Legalization and translation of your Company’s documents for use in Bulgaria
Certification, apostille, legalization and certified translation. What is the difference?
If you own or represent a non-Bulgarian Company and you intend to open subsidiary in Bulgaria (ie your foreign Company becomes shareholder of Bulgarian Company), you want to open bank account of your foreign Company in Bulgaria, setup a Trade Representative Office or perform any other official activity, you will have to provide the statutory documents of your foreign Company alongside with a current Certificate of Good Standing.
The Commercial Register
These documents are usually issued from your country’s Commercial (Trade) Register. In some countries like the UK, it is the “Companies House”. In other countries, the certificates are issued by the local municipalities, etc. In any case, the Company documents have to be originally signed and stamped (certified) by the issuing authority.
The Hague Convention
The next step is the already certified Company document to be legalized. You get a public document “legalized” by asking your government to confirm that the public official’s signature, seal or stamp on the document is genuine. For the countries, members of the Hague Convention of 1961, the legalization of the documents is done by means of placing an apostille stamp (sticker). If the issuing country is not a member of the Hague Convention, the process is somewhat more complicated. Please get in touch with us if the latter is the case. You can read more about apostille and the contracts for legal aid that Bulgaria has signed with different countries.

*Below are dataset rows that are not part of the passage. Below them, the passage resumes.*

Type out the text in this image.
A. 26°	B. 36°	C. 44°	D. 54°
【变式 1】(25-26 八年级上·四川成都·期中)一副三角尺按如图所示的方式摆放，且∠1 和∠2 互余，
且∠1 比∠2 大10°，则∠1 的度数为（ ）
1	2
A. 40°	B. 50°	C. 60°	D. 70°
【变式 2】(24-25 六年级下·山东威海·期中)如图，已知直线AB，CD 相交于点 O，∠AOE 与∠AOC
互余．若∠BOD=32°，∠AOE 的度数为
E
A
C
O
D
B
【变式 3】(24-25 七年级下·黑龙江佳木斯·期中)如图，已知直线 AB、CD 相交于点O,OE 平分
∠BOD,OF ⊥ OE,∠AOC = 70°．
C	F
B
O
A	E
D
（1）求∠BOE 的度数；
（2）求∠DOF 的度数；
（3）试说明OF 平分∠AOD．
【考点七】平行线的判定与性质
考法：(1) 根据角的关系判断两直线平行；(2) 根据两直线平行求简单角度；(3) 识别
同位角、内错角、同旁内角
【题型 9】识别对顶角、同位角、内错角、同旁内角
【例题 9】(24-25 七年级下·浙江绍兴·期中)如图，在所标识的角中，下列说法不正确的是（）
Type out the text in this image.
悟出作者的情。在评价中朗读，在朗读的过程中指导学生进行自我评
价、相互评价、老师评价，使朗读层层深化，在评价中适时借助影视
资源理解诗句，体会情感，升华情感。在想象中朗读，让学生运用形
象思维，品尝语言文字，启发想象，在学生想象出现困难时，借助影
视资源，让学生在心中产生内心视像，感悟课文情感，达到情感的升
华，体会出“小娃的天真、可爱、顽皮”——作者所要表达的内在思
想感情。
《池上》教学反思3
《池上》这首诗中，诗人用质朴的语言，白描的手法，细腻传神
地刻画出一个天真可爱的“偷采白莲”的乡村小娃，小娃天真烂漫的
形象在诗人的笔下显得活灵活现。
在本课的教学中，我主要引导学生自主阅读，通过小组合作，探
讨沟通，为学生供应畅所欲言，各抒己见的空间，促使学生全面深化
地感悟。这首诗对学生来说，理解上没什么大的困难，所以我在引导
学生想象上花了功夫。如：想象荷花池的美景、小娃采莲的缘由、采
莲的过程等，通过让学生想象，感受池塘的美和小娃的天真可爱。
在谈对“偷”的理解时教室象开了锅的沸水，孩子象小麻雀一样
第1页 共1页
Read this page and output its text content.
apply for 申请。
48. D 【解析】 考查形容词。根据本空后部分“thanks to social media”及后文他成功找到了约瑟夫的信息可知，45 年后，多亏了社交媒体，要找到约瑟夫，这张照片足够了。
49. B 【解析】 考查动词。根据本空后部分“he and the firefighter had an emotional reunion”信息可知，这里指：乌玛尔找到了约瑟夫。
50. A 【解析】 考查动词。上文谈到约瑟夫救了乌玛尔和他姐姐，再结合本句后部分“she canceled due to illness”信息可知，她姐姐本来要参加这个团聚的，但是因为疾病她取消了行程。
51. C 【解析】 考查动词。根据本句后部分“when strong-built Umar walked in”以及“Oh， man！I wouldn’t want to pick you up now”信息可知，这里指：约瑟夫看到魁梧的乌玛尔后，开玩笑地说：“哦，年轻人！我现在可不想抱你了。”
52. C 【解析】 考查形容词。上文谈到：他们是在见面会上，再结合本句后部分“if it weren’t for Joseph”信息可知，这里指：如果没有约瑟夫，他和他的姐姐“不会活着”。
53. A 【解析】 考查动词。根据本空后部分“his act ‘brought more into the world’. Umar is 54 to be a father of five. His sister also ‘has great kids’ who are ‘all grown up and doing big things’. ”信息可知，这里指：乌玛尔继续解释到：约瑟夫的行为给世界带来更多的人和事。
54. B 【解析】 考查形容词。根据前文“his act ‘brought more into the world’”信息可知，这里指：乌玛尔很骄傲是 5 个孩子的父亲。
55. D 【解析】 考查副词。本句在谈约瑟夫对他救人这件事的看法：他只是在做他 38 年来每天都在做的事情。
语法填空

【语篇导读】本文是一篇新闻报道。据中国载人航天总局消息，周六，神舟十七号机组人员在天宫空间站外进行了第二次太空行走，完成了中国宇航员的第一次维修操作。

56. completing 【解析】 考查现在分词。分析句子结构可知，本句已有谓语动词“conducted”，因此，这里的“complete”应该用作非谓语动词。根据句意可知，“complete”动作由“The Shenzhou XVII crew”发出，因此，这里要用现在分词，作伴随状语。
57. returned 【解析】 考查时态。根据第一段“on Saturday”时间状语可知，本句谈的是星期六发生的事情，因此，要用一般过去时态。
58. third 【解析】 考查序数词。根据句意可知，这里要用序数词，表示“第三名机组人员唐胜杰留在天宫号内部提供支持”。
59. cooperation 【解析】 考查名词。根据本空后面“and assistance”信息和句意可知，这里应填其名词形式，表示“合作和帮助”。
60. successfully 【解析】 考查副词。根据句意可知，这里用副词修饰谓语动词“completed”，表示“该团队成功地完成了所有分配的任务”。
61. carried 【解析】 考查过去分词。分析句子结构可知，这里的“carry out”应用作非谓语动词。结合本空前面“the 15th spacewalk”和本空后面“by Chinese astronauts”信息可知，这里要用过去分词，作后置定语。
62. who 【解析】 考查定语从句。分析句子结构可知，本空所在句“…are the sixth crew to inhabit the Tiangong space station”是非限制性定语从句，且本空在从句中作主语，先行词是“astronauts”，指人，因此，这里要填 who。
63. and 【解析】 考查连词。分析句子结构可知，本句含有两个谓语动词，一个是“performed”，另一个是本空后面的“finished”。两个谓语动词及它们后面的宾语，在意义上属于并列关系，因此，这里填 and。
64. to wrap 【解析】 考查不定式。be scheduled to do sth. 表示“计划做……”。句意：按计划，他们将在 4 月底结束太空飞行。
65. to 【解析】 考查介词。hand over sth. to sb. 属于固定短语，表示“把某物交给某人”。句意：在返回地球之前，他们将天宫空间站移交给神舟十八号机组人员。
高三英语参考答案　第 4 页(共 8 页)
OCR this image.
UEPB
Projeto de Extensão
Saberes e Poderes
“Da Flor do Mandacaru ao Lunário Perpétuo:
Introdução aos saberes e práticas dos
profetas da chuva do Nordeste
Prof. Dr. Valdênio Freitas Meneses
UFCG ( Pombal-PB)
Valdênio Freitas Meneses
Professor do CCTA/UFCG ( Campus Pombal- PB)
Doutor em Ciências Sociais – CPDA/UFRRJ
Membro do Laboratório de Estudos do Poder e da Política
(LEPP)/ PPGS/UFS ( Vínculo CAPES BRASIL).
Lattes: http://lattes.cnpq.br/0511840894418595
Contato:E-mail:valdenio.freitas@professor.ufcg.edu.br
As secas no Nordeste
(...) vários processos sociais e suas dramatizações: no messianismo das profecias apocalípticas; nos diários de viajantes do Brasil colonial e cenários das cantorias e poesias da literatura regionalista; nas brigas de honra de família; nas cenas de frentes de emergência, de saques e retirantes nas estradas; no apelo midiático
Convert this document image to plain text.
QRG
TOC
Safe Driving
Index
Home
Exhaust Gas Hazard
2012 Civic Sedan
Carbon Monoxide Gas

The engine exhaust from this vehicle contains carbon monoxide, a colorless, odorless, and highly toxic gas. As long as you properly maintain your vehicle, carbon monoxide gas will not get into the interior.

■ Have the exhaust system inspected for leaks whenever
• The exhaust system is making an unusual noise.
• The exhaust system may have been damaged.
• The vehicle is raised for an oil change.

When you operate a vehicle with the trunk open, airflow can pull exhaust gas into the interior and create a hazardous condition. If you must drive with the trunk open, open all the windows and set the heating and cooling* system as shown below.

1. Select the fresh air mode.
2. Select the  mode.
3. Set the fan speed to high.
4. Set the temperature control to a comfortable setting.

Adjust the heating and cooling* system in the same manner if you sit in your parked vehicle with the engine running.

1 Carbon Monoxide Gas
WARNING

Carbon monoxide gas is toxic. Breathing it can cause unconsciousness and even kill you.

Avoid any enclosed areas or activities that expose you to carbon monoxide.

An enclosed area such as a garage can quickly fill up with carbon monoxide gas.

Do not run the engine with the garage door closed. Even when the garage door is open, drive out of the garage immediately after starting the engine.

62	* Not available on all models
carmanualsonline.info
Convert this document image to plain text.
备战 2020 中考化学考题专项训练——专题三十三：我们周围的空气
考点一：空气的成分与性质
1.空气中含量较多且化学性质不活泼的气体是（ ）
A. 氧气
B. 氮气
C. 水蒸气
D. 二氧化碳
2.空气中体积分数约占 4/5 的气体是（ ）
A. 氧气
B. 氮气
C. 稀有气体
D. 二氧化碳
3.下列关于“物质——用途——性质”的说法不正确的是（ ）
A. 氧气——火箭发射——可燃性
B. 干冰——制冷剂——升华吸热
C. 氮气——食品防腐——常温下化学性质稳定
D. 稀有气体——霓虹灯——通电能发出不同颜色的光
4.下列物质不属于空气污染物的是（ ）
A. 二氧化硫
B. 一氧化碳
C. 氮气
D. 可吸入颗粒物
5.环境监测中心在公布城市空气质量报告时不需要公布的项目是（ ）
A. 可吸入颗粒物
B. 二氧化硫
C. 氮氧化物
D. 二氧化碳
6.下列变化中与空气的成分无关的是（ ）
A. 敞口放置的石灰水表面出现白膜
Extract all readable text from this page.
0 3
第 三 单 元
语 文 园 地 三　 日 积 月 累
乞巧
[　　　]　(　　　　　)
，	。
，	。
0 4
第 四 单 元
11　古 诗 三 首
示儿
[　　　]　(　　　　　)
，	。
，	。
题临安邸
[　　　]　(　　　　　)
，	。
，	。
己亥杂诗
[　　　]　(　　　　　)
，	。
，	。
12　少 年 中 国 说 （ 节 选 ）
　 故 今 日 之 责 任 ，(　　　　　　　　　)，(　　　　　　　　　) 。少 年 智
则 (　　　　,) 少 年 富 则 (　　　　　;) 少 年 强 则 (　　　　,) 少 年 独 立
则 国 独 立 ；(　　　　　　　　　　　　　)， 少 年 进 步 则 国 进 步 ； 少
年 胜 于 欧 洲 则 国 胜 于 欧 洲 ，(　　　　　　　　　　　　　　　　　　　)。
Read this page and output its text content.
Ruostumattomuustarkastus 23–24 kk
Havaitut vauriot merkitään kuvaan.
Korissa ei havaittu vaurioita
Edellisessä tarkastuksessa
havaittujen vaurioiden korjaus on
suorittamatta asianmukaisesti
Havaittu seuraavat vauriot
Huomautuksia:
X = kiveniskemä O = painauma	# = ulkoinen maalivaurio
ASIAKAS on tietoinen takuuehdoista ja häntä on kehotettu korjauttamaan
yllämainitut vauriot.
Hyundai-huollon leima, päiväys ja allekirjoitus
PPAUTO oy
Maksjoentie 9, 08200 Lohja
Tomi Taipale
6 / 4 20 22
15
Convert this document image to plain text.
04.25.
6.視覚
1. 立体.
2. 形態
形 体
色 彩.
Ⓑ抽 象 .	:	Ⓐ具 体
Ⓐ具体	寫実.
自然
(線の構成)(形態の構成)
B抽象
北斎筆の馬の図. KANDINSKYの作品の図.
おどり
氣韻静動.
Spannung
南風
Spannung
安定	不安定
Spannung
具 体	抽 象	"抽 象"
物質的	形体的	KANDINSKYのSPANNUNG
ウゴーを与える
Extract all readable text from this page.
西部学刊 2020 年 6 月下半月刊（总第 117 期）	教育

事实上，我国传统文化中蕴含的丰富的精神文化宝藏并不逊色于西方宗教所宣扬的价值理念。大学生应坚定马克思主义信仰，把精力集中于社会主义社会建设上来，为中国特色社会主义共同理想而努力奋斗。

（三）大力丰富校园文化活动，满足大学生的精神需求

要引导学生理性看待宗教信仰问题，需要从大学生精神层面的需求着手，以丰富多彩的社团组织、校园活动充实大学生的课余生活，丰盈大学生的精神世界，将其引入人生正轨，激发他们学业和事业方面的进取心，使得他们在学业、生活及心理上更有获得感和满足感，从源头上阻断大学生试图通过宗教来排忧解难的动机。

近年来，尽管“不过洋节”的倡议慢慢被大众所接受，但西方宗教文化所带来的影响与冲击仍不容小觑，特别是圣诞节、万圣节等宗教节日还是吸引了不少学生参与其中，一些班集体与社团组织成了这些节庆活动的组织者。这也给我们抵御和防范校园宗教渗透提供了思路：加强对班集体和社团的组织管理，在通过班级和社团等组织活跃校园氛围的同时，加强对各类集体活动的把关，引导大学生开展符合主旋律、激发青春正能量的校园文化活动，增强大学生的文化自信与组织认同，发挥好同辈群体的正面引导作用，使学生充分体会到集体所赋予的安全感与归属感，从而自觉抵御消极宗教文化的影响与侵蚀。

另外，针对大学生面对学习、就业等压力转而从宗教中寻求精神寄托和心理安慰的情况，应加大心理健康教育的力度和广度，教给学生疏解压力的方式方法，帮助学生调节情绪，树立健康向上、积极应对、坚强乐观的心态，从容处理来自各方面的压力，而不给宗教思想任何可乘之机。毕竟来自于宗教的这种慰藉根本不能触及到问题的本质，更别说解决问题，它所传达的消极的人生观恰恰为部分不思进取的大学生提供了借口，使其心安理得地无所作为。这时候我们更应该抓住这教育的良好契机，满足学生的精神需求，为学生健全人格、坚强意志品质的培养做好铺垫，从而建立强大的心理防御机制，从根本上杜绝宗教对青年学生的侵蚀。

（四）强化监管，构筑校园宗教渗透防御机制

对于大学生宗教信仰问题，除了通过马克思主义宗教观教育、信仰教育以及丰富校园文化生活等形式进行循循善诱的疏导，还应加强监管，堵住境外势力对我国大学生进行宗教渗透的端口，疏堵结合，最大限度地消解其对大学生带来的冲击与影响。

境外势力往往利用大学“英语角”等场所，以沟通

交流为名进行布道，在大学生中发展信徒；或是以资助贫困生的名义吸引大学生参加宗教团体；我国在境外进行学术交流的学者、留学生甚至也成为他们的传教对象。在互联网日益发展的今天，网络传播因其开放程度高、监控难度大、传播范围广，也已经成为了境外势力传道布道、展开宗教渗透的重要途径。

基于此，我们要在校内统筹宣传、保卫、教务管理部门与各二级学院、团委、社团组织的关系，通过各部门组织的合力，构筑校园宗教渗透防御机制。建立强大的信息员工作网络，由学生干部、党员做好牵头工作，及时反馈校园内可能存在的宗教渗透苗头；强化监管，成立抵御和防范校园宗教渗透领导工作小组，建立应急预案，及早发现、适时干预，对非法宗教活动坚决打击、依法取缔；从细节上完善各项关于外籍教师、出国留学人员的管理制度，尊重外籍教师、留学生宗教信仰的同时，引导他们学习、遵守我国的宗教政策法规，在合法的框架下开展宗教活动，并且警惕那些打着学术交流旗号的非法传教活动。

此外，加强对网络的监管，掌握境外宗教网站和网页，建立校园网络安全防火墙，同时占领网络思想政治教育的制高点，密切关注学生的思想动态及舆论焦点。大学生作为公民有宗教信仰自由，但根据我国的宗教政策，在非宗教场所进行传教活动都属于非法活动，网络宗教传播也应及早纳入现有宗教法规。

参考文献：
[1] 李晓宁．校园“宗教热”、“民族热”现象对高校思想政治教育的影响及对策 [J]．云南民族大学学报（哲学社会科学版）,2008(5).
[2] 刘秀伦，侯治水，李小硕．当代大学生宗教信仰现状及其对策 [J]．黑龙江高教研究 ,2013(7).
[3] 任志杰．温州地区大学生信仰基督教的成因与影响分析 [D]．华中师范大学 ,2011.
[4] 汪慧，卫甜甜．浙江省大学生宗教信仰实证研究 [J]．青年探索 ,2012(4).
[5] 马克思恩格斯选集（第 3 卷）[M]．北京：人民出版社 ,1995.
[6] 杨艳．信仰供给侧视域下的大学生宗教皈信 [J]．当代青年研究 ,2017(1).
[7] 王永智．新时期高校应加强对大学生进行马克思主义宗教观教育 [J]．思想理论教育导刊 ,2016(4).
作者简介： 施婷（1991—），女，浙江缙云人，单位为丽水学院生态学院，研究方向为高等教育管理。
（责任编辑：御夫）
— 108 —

Bulgarian Foreign Ministry
The ultimate step is translating the legalized document and legalizing the translation with the Bulgarian Ministry of Foreign Affairs. It is of utmost importance to take into consideration that the translation has to be done by a special (so called “sworn”) Bulgarian translator who is registered and authorized by the Bulgarian Foreign Ministry to perform translations. Only such translations will be finally legalized by the Ministry and with that last step, the document is ready for official use in Bulgaria.
Practical tips
Some practical tips: Sometimes some Names (ie person’s names, company’s names, streets, even cities, etc.) can be translated into Bulgarian differently, due to the Cyrillic alphabet’s particularities. If you want these names to appear, or more importantly to match some predefined criteria, please communicate that with so we can inform the translator about this in advance. If such “adjustments” are acceptable for the translator, it is perfectly legal to implement them. Another important thing is that one page of translation means 1800 characters (including spaces) output text. For example, English text results in about 20% more Bulgarian output text, so this has to be also taken into account.